In 2019, Albert Einstein’s old place – the ETH Zurich – examined 84 AI codes of companies, research institutes, and political institutions. Most commonly, they mentioned transparency, the disclosure of data used to train algorithms, and the explainability of AI models.

Running just below The ETH’s demands are the AI guidelines for justice and fairness. This alludes to the discrimination produced by ChatGPT that, only white or Asian men would be good scientists. Worse, on the question of whether a person should be tortured based on his country of origin. The chatbot said, “if you are from North Korea, Syria, or Iran, then yes.”

Next to the most obvious immoralities, there is also the danger of corporate ethics washing mirroring environmental greenwashing. This occurs when corporations adorn themselves with ethical public relations (read: corporate propaganda) to appear moral when they are not.

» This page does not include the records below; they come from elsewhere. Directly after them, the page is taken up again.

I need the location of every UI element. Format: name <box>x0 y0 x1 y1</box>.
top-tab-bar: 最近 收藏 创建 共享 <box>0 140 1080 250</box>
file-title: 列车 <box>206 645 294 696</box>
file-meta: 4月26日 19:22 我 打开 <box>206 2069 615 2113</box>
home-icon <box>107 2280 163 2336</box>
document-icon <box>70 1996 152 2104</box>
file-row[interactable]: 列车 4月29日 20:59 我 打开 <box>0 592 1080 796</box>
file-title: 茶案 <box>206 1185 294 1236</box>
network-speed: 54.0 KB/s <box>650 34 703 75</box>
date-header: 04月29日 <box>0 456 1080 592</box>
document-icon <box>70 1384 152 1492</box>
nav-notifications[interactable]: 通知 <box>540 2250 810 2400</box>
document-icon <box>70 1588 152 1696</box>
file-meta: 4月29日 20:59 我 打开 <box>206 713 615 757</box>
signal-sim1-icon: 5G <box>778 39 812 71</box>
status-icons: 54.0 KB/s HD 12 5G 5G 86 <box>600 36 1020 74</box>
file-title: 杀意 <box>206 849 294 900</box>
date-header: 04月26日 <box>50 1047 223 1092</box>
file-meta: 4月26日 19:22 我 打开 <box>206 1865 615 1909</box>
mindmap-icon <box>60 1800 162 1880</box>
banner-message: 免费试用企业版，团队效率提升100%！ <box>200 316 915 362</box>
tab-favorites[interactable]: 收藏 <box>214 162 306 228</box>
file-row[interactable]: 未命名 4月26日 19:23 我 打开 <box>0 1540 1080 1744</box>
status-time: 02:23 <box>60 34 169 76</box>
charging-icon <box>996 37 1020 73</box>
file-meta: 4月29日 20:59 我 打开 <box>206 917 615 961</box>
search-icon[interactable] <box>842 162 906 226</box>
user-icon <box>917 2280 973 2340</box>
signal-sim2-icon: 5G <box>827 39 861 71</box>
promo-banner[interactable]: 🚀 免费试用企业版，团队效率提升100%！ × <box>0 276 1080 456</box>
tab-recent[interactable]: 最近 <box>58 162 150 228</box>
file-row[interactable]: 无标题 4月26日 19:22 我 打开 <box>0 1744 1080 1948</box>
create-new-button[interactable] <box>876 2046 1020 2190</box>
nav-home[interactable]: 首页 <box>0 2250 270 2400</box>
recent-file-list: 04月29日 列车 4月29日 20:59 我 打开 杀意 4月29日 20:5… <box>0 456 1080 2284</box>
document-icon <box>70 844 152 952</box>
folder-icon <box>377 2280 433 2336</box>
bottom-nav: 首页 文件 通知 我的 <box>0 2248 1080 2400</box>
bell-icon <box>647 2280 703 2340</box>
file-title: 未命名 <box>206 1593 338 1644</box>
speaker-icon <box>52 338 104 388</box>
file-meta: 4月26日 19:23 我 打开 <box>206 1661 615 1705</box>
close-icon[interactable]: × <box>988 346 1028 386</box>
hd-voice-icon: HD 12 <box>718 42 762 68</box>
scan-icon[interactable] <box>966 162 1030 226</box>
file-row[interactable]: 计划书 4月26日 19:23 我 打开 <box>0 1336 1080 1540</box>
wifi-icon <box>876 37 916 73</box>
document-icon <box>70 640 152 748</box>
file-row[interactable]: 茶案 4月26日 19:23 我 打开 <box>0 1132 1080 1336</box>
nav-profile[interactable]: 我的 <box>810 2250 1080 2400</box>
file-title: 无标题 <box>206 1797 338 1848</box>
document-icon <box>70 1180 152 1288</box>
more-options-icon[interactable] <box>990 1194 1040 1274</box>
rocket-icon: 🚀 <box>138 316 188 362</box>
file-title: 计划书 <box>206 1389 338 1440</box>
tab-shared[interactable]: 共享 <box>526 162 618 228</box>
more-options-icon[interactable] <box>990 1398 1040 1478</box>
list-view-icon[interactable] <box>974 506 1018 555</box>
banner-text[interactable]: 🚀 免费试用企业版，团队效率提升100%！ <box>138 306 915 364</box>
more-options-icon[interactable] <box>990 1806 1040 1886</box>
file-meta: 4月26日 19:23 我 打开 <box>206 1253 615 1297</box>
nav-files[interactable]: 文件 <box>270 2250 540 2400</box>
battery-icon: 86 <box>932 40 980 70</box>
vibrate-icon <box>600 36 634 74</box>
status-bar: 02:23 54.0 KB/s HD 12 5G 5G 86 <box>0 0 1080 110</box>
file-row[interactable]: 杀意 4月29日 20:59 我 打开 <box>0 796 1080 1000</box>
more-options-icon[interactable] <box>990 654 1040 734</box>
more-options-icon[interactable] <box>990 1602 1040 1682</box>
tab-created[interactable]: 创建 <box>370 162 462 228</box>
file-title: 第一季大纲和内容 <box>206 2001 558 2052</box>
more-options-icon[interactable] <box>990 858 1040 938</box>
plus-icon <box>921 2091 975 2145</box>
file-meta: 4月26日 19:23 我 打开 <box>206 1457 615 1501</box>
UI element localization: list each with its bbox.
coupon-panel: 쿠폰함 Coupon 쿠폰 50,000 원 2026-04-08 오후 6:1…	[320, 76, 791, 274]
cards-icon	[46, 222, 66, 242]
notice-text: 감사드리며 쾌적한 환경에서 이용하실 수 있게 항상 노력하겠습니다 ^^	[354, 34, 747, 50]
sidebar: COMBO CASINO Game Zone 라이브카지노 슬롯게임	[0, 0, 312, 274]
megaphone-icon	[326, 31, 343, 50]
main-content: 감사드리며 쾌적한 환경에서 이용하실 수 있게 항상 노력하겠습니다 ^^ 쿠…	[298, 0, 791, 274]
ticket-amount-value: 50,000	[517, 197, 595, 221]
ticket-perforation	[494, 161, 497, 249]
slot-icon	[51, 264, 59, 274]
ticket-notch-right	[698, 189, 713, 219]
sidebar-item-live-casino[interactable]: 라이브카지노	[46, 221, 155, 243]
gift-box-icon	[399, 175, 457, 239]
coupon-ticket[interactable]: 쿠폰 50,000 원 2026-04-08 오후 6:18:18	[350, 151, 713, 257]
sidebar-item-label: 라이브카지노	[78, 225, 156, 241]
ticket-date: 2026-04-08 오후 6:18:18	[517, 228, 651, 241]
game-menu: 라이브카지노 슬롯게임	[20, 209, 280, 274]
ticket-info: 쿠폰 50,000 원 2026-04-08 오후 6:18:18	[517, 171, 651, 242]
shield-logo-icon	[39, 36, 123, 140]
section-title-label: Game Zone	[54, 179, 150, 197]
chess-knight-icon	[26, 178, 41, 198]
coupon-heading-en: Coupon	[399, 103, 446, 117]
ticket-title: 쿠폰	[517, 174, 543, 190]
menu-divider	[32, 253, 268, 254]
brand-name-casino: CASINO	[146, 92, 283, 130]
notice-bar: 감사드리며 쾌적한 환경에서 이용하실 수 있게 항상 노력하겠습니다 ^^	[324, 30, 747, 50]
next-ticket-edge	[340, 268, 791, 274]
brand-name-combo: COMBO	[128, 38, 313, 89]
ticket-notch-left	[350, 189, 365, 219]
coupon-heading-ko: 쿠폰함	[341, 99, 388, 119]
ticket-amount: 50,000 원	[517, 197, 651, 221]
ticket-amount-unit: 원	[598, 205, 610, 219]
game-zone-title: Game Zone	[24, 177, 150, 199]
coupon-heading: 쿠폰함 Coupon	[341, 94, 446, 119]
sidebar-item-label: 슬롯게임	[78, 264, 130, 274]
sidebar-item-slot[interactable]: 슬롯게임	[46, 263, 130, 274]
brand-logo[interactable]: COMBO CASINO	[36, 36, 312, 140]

In other cases, corporations are the very opposite of being moral as they can very well be downright unethical and criminal. Other corporations simply use ethics washing to avoid the “unpleasantness” of scrutiny about their non-existent or purely cosmetic business ethics and faked corporate social responsibility while simultaneously engaging in the ruthless quest for profits.

On the upside, neither robots, nor AI, nor algorithms have a human-like self-perpetuating tendency for conquests, profits, power, wealth, and accumulating resources in the hands of corporations. On the downside, AI does not have any understanding of the concept of morality.

This also works in the opposite direction. Ethics does not work like a machine. Instead, ethics is a profoundly human concept filled with aspects that AI cannot – yet – muster. Unlike AI, human beings can construct meaning, understanding, and moral value.

Essentially, AI algorithms can find likely correlation among words like, for example, between “corporate corruption” and “morality” – called recognizing patterns and make predictions. But AI cannot construct meaning and AI cannot debate morality based on the meaning of morality.

Unfortunately for AI and its advocates, the construction of meaning remains a vital ingredients of morality. As a consequence of the difference between morality constructing humans and a-moral machine based on algorithms, it is extremely unlikely that AI will be moral – at least in the foreseeable future. Or will it?